Dabei gibt es die vielfältigsten Möglichkeiten von Duschkabinen, wo der Duschvorhang erfolgt. In vielen Bädern, wenn kein Platz für eine Dusche war, wurde eine flexible Duschkabine auf die Badewanne aufgesetzt, so dass baden und duschen möglich wurde.
In manchen Bädern sind heute nur Duschkabinen und keine Badewannen mehr eingebaut (Hotel, Pension). In der Regel wird das Duschen heute mehr als das Baden in der Badewanne genutzt. Duschen ist Wassersparender (ca. drei mal weniger als beim baden) und geht schneller.

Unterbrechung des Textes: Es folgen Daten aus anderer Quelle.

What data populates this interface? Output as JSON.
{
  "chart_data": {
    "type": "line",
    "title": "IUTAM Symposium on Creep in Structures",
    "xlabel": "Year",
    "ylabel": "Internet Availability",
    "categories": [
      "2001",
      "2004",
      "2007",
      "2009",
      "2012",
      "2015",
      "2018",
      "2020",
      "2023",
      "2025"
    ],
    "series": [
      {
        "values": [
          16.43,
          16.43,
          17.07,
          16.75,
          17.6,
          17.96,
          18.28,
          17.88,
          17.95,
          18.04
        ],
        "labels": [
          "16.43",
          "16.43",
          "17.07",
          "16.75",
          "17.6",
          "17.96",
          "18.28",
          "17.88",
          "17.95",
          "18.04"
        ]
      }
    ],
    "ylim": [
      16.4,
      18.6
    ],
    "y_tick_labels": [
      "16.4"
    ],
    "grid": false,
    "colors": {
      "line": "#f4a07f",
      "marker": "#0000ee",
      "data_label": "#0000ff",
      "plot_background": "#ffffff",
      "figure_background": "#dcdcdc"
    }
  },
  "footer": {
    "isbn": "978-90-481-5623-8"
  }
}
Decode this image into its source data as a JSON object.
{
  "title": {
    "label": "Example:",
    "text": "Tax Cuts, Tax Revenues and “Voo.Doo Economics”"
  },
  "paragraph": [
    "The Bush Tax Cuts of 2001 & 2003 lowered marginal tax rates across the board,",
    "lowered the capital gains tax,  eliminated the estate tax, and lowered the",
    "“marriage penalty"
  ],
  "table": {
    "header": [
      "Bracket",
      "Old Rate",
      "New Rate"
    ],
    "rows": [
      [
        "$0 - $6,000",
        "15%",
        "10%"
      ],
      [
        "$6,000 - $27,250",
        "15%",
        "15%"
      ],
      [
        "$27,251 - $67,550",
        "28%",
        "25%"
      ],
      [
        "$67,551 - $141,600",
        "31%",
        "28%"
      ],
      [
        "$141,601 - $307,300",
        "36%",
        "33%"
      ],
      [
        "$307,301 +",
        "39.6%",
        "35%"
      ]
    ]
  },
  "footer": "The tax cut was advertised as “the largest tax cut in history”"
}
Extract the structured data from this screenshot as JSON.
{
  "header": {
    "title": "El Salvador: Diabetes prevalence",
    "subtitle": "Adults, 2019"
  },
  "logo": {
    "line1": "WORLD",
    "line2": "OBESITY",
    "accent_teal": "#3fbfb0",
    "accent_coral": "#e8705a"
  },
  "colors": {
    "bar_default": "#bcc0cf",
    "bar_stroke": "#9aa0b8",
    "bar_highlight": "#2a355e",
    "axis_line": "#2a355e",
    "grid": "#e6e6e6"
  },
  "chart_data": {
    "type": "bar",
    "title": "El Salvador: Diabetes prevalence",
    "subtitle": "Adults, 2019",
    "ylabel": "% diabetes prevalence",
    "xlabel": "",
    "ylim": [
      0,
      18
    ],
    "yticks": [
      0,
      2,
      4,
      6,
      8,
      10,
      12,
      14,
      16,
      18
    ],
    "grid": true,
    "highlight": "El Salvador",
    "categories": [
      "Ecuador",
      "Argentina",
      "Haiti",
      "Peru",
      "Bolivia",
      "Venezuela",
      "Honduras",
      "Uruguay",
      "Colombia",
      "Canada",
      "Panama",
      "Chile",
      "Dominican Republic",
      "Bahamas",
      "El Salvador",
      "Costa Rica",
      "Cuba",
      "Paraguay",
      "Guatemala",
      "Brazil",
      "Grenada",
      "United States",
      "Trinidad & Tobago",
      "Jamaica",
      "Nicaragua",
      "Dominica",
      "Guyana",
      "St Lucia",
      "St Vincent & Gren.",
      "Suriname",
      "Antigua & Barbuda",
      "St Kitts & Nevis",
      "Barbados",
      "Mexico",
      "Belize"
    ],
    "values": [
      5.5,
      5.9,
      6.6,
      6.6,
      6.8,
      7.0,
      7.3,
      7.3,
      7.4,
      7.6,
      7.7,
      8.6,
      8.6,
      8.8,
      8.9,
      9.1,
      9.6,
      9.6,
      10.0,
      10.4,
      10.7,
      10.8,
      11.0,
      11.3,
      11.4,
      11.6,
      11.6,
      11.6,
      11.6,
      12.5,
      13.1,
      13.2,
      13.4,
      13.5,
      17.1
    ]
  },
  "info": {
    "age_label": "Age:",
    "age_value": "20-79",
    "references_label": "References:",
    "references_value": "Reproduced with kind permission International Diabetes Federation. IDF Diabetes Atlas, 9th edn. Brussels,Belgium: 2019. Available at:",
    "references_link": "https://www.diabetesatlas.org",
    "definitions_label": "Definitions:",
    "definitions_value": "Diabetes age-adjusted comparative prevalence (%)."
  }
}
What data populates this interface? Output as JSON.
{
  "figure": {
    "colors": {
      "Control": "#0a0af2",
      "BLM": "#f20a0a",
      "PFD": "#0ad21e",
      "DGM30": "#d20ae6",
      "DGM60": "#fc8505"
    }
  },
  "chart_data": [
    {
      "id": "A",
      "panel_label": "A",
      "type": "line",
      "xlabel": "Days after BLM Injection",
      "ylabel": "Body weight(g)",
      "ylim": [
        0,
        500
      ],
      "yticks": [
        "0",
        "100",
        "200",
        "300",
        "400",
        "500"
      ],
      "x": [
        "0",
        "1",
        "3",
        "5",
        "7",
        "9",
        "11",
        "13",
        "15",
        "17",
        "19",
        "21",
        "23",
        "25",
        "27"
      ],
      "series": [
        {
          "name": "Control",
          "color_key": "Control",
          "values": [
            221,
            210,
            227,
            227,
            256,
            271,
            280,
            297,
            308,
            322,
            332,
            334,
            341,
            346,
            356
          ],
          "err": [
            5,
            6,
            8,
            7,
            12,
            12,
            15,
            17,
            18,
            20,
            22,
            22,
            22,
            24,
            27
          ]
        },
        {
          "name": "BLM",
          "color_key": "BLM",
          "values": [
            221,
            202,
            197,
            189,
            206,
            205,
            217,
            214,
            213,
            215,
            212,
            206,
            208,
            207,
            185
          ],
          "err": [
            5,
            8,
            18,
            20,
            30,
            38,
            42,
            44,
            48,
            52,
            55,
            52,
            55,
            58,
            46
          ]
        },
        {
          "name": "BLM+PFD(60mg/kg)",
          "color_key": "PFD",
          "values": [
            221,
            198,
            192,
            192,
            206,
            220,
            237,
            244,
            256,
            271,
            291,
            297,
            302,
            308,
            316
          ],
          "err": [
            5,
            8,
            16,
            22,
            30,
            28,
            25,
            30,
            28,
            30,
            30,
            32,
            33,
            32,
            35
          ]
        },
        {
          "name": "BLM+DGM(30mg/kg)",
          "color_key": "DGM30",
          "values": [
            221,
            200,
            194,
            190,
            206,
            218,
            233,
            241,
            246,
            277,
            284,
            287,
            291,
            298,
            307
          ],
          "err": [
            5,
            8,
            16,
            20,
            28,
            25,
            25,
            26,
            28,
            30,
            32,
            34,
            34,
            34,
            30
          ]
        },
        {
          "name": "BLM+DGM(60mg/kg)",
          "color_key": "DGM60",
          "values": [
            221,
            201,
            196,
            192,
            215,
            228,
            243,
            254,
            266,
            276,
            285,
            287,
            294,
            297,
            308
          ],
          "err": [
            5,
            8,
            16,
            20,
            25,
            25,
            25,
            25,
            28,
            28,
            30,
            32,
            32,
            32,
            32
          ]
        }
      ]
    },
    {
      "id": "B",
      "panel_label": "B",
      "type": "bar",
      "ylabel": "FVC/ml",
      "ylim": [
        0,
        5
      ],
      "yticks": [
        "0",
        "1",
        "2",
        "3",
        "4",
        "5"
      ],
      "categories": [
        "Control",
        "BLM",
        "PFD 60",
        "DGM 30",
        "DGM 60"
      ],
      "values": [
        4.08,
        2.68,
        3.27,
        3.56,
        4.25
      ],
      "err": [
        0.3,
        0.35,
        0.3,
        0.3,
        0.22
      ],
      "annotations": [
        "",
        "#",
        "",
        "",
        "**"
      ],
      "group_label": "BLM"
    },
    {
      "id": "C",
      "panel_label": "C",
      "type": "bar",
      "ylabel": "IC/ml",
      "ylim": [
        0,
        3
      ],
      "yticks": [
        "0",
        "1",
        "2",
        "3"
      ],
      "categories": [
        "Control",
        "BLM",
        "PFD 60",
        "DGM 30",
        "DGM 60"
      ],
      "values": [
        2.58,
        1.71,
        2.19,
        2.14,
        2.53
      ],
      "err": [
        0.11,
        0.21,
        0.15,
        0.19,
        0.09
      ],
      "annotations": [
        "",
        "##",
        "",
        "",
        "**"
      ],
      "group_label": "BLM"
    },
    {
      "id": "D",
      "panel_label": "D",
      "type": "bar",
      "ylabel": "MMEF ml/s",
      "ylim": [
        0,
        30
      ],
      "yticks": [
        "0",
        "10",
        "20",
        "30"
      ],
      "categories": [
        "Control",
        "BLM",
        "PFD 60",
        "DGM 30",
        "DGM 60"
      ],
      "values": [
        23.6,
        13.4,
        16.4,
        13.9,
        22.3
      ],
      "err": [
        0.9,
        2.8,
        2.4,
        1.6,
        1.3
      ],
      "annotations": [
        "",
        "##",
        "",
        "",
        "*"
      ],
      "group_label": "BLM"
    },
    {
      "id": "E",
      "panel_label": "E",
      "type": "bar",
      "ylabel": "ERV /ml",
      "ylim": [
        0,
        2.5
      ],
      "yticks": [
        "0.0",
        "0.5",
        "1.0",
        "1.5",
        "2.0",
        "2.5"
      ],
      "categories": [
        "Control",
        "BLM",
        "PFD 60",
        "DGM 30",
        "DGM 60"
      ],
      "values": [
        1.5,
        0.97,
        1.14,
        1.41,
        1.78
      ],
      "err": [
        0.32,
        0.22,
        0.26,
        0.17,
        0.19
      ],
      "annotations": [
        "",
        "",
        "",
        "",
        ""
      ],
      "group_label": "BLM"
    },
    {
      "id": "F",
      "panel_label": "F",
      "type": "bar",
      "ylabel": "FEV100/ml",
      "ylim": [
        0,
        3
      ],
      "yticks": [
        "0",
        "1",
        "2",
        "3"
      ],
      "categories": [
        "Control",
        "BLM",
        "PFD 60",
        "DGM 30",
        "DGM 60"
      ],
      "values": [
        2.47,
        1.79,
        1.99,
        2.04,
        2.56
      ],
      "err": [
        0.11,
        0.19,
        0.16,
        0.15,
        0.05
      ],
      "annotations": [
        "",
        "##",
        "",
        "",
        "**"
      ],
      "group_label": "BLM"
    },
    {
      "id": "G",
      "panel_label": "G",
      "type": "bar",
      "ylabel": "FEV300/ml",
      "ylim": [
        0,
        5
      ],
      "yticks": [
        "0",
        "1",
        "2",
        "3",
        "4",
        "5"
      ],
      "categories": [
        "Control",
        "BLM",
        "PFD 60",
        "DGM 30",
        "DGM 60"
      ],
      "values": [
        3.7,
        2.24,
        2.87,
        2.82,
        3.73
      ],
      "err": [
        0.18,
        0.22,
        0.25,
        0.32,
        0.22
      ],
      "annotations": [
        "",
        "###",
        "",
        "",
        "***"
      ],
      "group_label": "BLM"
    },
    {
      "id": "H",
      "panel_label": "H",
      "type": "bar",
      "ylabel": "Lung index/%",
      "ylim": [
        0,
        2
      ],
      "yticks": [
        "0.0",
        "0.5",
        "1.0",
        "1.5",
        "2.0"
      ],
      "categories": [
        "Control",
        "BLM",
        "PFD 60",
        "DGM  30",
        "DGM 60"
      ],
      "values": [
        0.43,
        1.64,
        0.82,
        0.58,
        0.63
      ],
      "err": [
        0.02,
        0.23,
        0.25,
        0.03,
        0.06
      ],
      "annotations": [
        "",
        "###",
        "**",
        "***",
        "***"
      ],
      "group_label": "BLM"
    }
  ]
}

Bei den Duschkabinen gibt es von den einfachen Kabinen, die in den Raum gestellt werden, bis hin zu komfortablen Massageduschen, die oft sogar mit Licht und eingebautem Radio mehr Komfort bieten für jeden Geldbeutel die gewünschte Ausstattung.
Die Dusche kann freistehend mit einem einfachen Vorhang, oder fest eingefliest mit Glastüren und Extras bestückt werden. Die Regulierung von warmen und kaltem Wasser erfolgt heute in der Regel über Einhebelmischbatterien, oder automatisch mit Thermostat.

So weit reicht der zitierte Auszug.